Nowadays: A Conversation and Screening with Ryan Trecartin
Date: December 14 2007
Identifier: 2007SERIES02PP07
In 2007, the New Museum presented a conversation between the artist Ryan Trecartin and Rhizome Director Lauren Cornell as the inaugural program of the New Silent series. Riotous and multi-layered, Trecartin's ambitious videos updated moving image practice for the Internet age, with the artist’s fast-growing body of work which explores the impulses and attitudes of a generation whose self-perceptions and relationships are deeply tied to media. Often structured like iChat dialogues, Trecartin's narratives ricochet between characters and actions, gleaning information and enacting existential dramas at hyper-speed. His characters, all constructed collaboratively with his actors, include independent avatars, people composites, culture collectors, and cyber queers - all twisted and true emblems of what the artists calls "a potential part-cyber today".

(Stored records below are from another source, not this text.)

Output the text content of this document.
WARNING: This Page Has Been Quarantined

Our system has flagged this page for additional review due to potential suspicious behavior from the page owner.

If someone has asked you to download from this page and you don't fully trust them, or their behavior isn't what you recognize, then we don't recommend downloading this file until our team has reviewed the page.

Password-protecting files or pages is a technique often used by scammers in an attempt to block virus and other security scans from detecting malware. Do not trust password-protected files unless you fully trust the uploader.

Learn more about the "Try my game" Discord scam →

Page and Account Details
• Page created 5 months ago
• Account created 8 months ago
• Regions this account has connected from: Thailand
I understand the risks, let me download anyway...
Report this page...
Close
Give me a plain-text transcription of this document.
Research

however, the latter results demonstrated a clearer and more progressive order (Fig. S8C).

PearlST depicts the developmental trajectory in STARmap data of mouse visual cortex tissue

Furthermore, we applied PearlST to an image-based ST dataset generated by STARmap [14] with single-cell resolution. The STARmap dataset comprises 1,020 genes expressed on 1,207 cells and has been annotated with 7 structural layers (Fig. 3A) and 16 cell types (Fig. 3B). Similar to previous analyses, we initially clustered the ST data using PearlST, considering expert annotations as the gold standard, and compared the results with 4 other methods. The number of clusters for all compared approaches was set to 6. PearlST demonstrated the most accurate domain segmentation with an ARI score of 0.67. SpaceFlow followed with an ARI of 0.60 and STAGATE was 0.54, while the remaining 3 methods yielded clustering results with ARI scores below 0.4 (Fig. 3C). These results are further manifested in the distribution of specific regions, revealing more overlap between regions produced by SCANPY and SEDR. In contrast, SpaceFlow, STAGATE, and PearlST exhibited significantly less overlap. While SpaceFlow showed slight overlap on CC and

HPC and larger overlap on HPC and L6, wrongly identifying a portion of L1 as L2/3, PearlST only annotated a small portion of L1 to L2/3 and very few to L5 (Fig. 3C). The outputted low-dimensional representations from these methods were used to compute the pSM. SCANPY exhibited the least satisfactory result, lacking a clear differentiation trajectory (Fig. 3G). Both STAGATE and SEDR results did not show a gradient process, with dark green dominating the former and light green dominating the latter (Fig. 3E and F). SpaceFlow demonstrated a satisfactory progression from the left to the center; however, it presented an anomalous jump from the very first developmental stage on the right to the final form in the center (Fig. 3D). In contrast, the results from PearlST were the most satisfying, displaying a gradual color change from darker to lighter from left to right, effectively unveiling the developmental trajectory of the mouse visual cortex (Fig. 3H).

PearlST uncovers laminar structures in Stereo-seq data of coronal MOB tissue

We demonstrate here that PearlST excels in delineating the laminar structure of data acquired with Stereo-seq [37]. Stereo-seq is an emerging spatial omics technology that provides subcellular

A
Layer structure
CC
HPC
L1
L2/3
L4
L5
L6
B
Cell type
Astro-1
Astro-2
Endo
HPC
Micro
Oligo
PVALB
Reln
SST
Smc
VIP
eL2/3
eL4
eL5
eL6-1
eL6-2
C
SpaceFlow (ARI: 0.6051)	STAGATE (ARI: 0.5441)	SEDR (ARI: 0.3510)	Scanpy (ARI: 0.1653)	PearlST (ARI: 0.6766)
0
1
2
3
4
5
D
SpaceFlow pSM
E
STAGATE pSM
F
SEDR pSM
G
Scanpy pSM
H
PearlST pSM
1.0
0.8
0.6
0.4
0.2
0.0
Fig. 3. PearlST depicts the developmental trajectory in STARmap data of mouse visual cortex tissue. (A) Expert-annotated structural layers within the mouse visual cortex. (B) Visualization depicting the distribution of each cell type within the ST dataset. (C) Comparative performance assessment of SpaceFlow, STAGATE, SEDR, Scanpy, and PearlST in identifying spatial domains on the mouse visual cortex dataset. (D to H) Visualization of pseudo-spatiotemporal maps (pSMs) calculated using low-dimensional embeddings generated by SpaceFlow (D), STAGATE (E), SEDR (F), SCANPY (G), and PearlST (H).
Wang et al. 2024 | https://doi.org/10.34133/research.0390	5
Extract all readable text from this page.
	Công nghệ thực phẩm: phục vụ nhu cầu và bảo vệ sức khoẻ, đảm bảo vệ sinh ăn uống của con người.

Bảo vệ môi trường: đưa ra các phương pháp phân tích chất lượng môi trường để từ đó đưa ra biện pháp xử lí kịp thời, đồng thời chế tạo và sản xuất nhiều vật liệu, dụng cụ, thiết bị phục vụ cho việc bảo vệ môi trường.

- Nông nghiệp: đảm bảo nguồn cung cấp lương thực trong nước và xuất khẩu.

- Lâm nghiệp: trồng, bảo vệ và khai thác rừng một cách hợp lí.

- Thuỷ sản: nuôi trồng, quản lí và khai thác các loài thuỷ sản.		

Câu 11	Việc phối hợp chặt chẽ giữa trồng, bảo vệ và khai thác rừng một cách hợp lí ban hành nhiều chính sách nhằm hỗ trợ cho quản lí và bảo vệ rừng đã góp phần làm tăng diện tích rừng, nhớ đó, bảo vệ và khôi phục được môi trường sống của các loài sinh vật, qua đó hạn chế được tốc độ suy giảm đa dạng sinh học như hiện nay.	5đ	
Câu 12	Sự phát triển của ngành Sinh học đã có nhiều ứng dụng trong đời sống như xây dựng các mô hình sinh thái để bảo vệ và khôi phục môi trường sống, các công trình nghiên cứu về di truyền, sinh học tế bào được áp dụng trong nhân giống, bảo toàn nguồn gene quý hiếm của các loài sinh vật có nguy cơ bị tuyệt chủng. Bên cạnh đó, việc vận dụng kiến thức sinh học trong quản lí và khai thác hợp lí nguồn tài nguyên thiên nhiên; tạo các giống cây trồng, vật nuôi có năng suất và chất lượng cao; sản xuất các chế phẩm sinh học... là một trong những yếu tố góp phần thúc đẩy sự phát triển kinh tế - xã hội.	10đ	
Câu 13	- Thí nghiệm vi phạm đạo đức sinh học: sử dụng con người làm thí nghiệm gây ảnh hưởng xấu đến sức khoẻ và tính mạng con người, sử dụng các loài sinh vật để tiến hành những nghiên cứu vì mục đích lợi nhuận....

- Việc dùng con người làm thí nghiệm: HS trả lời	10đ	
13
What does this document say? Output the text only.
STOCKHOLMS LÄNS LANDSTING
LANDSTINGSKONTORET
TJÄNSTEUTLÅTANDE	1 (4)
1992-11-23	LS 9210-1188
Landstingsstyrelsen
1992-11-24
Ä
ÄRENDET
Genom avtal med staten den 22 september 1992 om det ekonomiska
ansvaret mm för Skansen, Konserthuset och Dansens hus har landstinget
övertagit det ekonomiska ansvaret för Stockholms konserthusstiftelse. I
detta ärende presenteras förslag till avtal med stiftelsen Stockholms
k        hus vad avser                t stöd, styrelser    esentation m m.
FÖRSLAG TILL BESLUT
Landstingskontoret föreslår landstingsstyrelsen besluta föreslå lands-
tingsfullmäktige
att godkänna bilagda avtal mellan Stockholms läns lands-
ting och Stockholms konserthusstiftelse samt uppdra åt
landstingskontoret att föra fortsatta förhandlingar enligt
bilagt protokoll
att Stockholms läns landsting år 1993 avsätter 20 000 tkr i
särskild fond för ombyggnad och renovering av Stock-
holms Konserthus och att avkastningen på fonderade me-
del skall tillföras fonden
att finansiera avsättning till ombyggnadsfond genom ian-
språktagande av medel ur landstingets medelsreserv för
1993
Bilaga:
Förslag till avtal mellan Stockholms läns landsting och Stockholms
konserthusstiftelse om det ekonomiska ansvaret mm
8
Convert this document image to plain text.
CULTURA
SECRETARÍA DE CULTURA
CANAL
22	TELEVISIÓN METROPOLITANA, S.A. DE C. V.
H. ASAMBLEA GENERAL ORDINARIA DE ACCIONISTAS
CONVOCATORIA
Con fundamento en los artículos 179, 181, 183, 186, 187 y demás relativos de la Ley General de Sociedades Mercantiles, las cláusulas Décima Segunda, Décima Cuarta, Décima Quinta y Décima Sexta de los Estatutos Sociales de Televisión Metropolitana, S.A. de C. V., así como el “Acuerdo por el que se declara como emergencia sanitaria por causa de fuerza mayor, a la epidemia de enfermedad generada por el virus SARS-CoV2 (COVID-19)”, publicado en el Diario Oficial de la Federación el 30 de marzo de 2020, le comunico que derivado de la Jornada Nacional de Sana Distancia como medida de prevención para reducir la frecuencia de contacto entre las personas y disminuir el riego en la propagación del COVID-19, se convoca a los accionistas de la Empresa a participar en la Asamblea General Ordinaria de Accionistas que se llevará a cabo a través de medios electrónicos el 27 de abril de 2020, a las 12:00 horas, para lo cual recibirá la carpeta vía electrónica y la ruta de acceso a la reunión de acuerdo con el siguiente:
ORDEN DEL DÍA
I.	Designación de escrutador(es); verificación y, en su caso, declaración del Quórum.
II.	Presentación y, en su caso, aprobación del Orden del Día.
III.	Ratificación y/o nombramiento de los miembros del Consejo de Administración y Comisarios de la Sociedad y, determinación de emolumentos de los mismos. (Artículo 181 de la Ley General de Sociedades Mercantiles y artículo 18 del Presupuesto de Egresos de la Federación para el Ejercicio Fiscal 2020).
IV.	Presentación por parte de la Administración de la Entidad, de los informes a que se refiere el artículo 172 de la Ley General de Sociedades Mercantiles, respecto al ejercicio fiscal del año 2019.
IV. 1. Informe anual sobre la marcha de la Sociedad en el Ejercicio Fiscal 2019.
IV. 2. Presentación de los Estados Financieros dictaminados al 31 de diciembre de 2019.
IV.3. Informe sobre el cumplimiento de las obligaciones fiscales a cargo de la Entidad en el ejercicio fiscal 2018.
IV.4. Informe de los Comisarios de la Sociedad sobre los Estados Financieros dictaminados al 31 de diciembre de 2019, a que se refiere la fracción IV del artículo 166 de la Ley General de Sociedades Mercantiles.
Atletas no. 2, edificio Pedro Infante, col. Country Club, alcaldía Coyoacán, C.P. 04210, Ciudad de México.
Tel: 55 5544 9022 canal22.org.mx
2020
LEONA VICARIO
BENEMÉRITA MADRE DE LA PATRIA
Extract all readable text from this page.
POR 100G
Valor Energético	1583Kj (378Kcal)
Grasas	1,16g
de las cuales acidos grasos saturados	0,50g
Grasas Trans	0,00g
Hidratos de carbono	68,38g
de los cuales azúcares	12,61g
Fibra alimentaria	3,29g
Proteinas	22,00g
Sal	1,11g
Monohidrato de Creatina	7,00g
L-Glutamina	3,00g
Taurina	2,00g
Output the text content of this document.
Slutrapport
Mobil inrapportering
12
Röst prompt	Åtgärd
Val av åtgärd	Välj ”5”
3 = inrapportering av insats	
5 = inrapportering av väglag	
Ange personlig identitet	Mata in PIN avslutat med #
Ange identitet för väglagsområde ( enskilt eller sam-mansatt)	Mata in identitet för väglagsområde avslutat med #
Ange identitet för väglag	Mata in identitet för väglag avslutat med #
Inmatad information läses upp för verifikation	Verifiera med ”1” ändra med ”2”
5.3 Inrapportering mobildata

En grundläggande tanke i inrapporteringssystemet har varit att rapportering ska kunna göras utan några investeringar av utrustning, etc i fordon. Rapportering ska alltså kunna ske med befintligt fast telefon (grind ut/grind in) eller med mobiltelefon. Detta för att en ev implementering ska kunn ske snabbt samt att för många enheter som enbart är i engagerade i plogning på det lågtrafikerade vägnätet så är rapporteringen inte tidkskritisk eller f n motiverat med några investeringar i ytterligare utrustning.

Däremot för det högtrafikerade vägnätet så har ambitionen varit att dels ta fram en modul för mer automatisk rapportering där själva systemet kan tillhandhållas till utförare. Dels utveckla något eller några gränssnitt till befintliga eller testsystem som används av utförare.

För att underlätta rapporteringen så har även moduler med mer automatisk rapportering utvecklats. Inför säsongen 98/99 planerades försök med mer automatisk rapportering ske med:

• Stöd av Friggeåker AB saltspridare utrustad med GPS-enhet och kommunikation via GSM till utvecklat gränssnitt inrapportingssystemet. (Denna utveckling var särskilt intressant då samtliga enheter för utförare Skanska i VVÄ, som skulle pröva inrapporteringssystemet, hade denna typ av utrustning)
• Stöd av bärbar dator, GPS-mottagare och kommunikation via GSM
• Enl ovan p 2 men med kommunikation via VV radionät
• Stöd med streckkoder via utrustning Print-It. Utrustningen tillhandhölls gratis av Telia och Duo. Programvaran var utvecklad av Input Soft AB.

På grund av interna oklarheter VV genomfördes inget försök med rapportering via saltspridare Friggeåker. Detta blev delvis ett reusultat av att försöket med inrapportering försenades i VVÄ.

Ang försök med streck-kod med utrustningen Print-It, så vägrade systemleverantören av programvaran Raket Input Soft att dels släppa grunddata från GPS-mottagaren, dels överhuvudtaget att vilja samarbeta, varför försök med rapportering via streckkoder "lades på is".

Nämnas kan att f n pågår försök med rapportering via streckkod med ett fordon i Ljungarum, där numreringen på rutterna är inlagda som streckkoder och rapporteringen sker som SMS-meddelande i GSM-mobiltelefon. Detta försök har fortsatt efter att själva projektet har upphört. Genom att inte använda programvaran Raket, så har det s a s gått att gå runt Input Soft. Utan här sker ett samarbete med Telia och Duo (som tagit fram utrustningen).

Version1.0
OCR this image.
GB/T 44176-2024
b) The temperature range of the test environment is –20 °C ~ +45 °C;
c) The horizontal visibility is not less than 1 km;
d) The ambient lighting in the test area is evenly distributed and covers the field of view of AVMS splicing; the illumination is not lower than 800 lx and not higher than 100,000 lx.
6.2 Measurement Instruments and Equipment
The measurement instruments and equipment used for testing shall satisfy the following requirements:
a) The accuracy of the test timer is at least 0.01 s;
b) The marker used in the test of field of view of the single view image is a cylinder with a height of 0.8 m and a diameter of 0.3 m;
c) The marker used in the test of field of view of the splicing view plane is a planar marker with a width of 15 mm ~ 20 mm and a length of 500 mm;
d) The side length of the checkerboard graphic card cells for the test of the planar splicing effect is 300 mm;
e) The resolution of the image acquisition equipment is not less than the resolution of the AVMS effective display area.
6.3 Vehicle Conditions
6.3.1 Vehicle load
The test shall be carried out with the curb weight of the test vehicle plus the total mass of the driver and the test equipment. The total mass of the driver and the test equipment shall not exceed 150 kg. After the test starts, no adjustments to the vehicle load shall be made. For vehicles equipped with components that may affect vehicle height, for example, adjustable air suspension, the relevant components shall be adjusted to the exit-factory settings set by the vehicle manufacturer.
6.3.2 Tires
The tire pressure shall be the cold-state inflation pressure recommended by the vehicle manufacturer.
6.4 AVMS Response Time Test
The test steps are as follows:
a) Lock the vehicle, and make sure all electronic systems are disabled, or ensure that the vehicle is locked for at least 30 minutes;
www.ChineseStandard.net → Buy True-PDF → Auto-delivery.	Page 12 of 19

The conversation was the second in a two-part screening and conversation, with Trecartin and Cornell, which featured short videos and excerpts from A Family Finds Entertainment (2004) and I-Be AREA (2007).
The New Silent was a series of programs, presented by the New Museum and organized by its affiliate organization Rhizome, that explored contemporary art engaged with emerging technology and examined the ways digital technologies alter our lives and experiences of urban spaces. The series comprised screenings and performances, as well as a critical conversational strand, which brought together leading scholars, artists, critics, and public figures to illuminate the complex interactions between technology, culture, and creative practice. Named for the generational theories of Neil Howe and William Strauss, the New Silent presented artists working at the furthest reaches of technological experimentation as well as those responding to the broader aesthetic and political implications of new tools and media.